‘The lives they left behind: Suitcases from a state hospital attic’
March 26th, 2008
Book by Darby Penney and Dr. Peter Stastny; Review by Abigail Zuger, M.D., in the New York Times:
A new book attempts to catalog and explain what was found in suitcases left by patients at Willard State Hospital, a gigantic institution that housed people with incurable mental illness from 1869 to 1995. The book, which follows an exhibition, includes a collection of “transfixing” photographs of the residents and their possessions. Dr. Zuger finds the authors’ reasoning “problematic.”
Stories about the experience of illness are in vogue these days. Some seek to humanize medical science, while others (like those in the movie “Sicko” from Michael Moore) aim to change health policy with the brute force of anecdote.

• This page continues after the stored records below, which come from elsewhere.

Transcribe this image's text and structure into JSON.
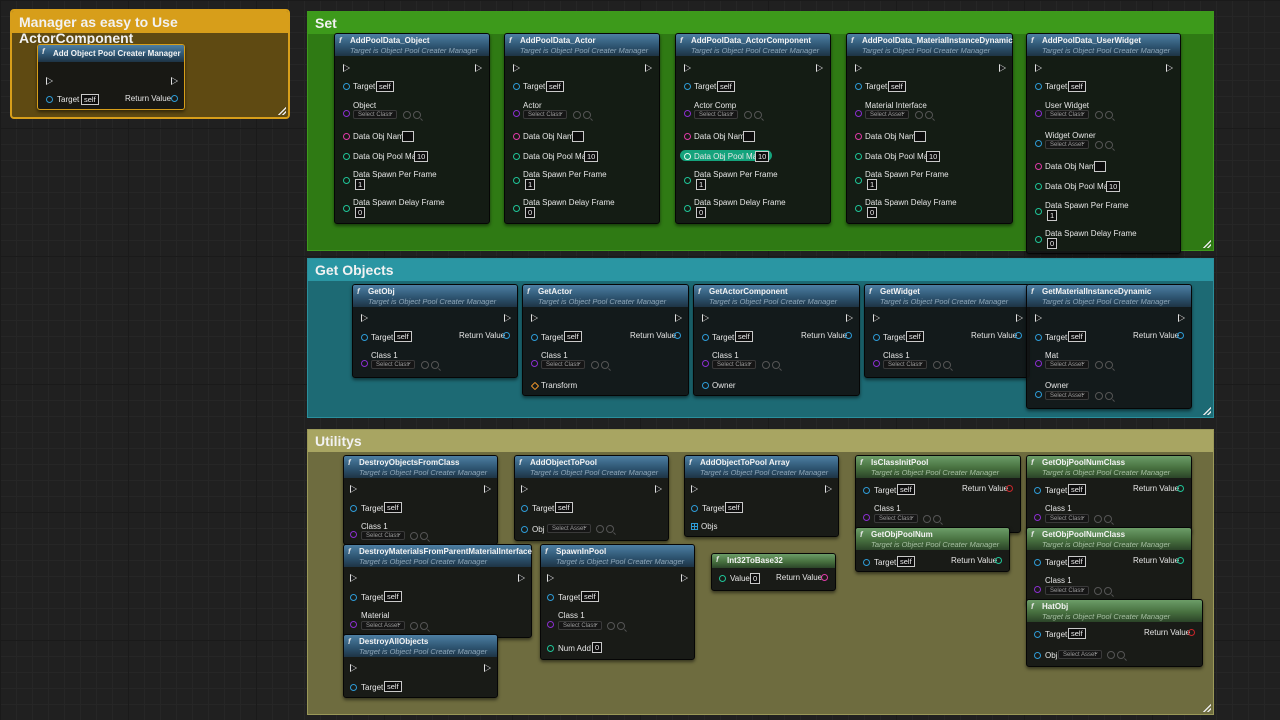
{
  "icons": {
    "function": "f"
  },
  "colors": {
    "pin_object": "#2e9bd6",
    "pin_class": "#8b2ed0",
    "pin_name": "#e03aa8",
    "pin_int": "#1fc497",
    "pin_bool": "#c8262a",
    "pin_transform": "#f0962c",
    "comment_manager": "#d79e1a",
    "comment_set": "#2f7a14",
    "comment_get": "#1d7580",
    "comment_util": "#7a7846"
  },
  "comments": {
    "manager": "Manager as easy to Use ActorComponent",
    "set": "Set",
    "get": "Get Objects",
    "util": "Utilitys"
  },
  "common": {
    "target_is": "Target is Object Pool Creater Manager",
    "target": "Target",
    "self": "self",
    "return_value": "Return Value",
    "select_class": "Select Class",
    "select_asset": "Select Asset",
    "class_1": "Class 1",
    "data_obj_name": "Data Obj Name",
    "data_obj_pool_max": "Data Obj Pool Max",
    "data_spawn_per_frame": "Data Spawn Per Frame",
    "data_spawn_delay_frame": "Data Spawn Delay Frame",
    "v10": "10",
    "v1": "1",
    "v0": "0"
  },
  "nodes": {
    "add_manager": "Add Object Pool Creater Manager",
    "set_object": {
      "title": "AddPoolData_Object",
      "pin": "Object"
    },
    "set_actor": {
      "title": "AddPoolData_Actor",
      "pin": "Actor"
    },
    "set_actor_comp": {
      "title": "AddPoolData_ActorComponent",
      "pin": "Actor Comp"
    },
    "set_mid": {
      "title": "AddPoolData_MaterialInstanceDynamic",
      "pin": "Material Interface"
    },
    "set_widget": {
      "title": "AddPoolData_UserWidget",
      "pin": "User Widget",
      "pin2": "Widget Owner"
    },
    "get_obj": "GetObj",
    "get_actor": {
      "title": "GetActor",
      "pin": "Transform"
    },
    "get_actor_comp": {
      "title": "GetActorComponent",
      "pin": "Owner"
    },
    "get_widget": "GetWidget",
    "get_mid": {
      "title": "GetMaterialInstanceDynamic",
      "pin1": "Mat",
      "pin2": "Owner"
    },
    "destroy_from_class": "DestroyObjectsFromClass",
    "add_to_pool": {
      "title": "AddObjectToPool",
      "pin": "Obj"
    },
    "add_to_pool_array": {
      "title": "AddObjectToPool Array",
      "pin": "Objs"
    },
    "is_class_init": "IsClassInitPool",
    "get_pool_num_class_1": "GetObjPoolNumClass",
    "destroy_materials": {
      "title": "DestroyMaterialsFromParentMaterialInterface",
      "pin": "Material"
    },
    "spawn_in_pool": {
      "title": "SpawnInPool",
      "pin": "Num Add"
    },
    "int32_to_base32": {
      "title": "Int32ToBase32",
      "pin": "Value"
    },
    "get_pool_num": "GetObjPoolNum",
    "get_pool_num_class_2": "GetObjPoolNumClass",
    "destroy_all": "DestroyAllObjects",
    "hat_obj": {
      "title": "HatObj",
      "pin": "Obj"
    }
  }
}
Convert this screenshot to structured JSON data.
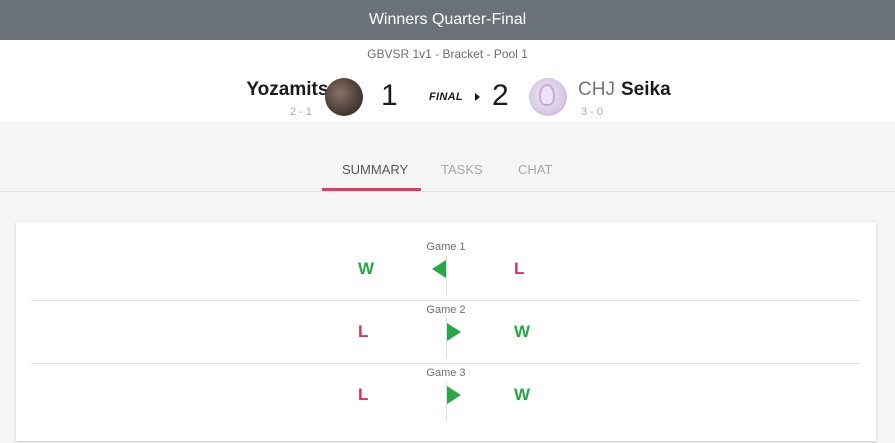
{
  "header": {
    "round": "Winners Quarter-Final",
    "bracket": "GBVSR 1v1 - Bracket - Pool 1",
    "status": "FINAL"
  },
  "player1": {
    "name": "Yozamitsu",
    "record": "2 - 1",
    "score": "1",
    "avatar": "player-avatar"
  },
  "player2": {
    "prefix": "CHJ",
    "name": "Seika",
    "record": "3 - 0",
    "score": "2",
    "avatar": "player-avatar"
  },
  "tabs": [
    {
      "label": "SUMMARY",
      "active": true
    },
    {
      "label": "TASKS",
      "active": false
    },
    {
      "label": "CHAT",
      "active": false
    }
  ],
  "games": [
    {
      "label": "Game 1",
      "left": "W",
      "right": "L",
      "winner": "left"
    },
    {
      "label": "Game 2",
      "left": "L",
      "right": "W",
      "winner": "right"
    },
    {
      "label": "Game 3",
      "left": "L",
      "right": "W",
      "winner": "right"
    }
  ],
  "colors": {
    "win": "#27a745",
    "loss": "#dd2f63",
    "accent": "#e03c6a",
    "topbar": "#6b7178"
  }
}
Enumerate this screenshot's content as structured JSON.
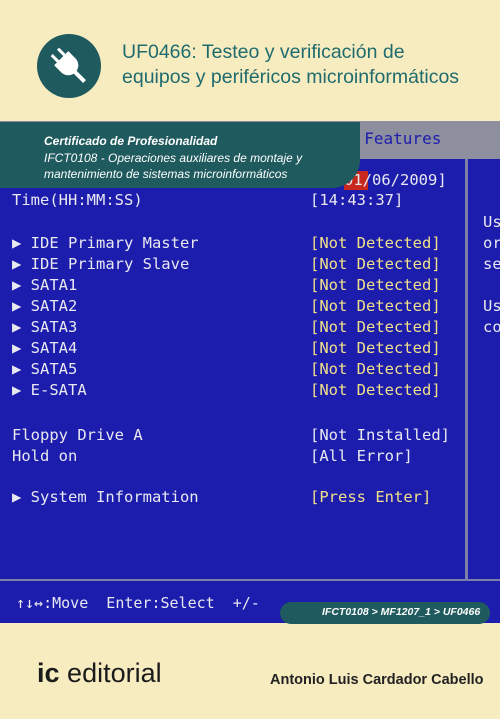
{
  "title": "UF0466: Testeo y verificación de equipos y periféricos microinformáticos",
  "title_line1": "UF0466: Testeo y verificación de",
  "title_line2": "equipos y periféricos microinformáticos",
  "certificate": {
    "heading": "Certificado de Profesionalidad",
    "line1": "IFCT0108 -  Operaciones auxiliares de montaje y",
    "line2": "mantenimiento de sistemas microinformáticos"
  },
  "bios": {
    "header": "S Features",
    "date_value": "01/06/2009]",
    "time_label": "Time(HH:MM:SS)",
    "time_value": "[14:43:37]",
    "rows": [
      {
        "label": "▶ IDE Primary Master",
        "value": "[Not Detected]"
      },
      {
        "label": "▶ IDE Primary Slave",
        "value": "[Not Detected]"
      },
      {
        "label": "▶ SATA1",
        "value": "[Not Detected]"
      },
      {
        "label": "▶ SATA2",
        "value": "[Not Detected]"
      },
      {
        "label": "▶ SATA3",
        "value": "[Not Detected]"
      },
      {
        "label": "▶ SATA4",
        "value": "[Not Detected]"
      },
      {
        "label": "▶ SATA5",
        "value": "[Not Detected]"
      },
      {
        "label": "▶ E-SATA",
        "value": "[Not Detected]"
      }
    ],
    "floppy_label": "Floppy Drive A",
    "floppy_value": "[Not Installed]",
    "hold_label": "Hold on",
    "hold_value": "[All Error]",
    "sysinfo_label": "▶ System Information",
    "sysinfo_value": "[Press Enter]",
    "help_fragments": [
      "Us",
      "or",
      "se",
      "Us",
      "co"
    ],
    "footer": "↑↓↔:Move  Enter:Select  +/-"
  },
  "breadcrumb": "IFCT0108 > MF1207_1 > UF0466",
  "publisher": {
    "prefix": "ic",
    "name": "editorial"
  },
  "author": "Antonio Luis Cardador Cabello",
  "colors": {
    "teal": "#1f5a5e",
    "bios_blue": "#1d1dad",
    "cream": "#f7ecc0",
    "value_yellow": "#f0e08a"
  }
}
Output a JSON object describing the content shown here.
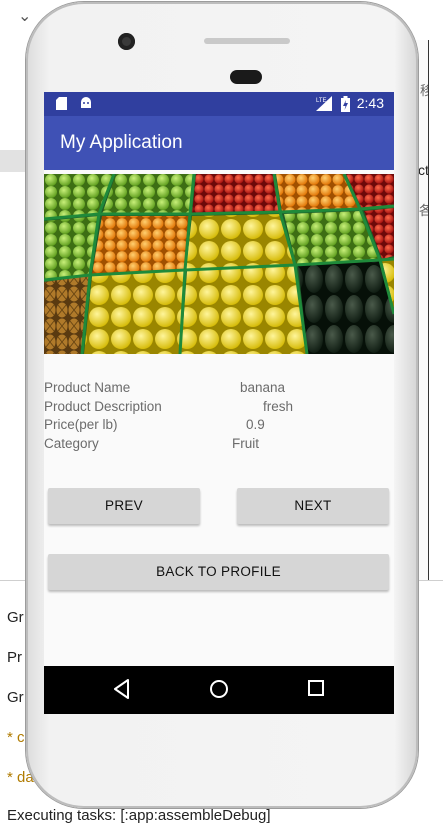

The authors, Darby Penney and Dr. Peter Stastny, are in the second camp. Both are prominent patients’-rights advocates: Dr. Stastny is described on one advocacy Web site as a “dissident psychiatrist” and Ms. Penney as a “long-time activist.” Their platform is clearly stated in the book’s first pages: much mental illness is “understandable reaction to stress,” orthodox psychiatry often “stands in the way of healing” and even the most “distressed” patients will fare better outside institutions.
All may be legitimate subjects for debate, but basing a complex argument on fragmented and archaic case histories is problematic both for science and for style.
… Readers with the stamina to tune them out will be rewarded with an unusual view onto the locked back wards of psychiatry, where that always controversial border between health and illness remains far more mobile and porous than most of us like to think.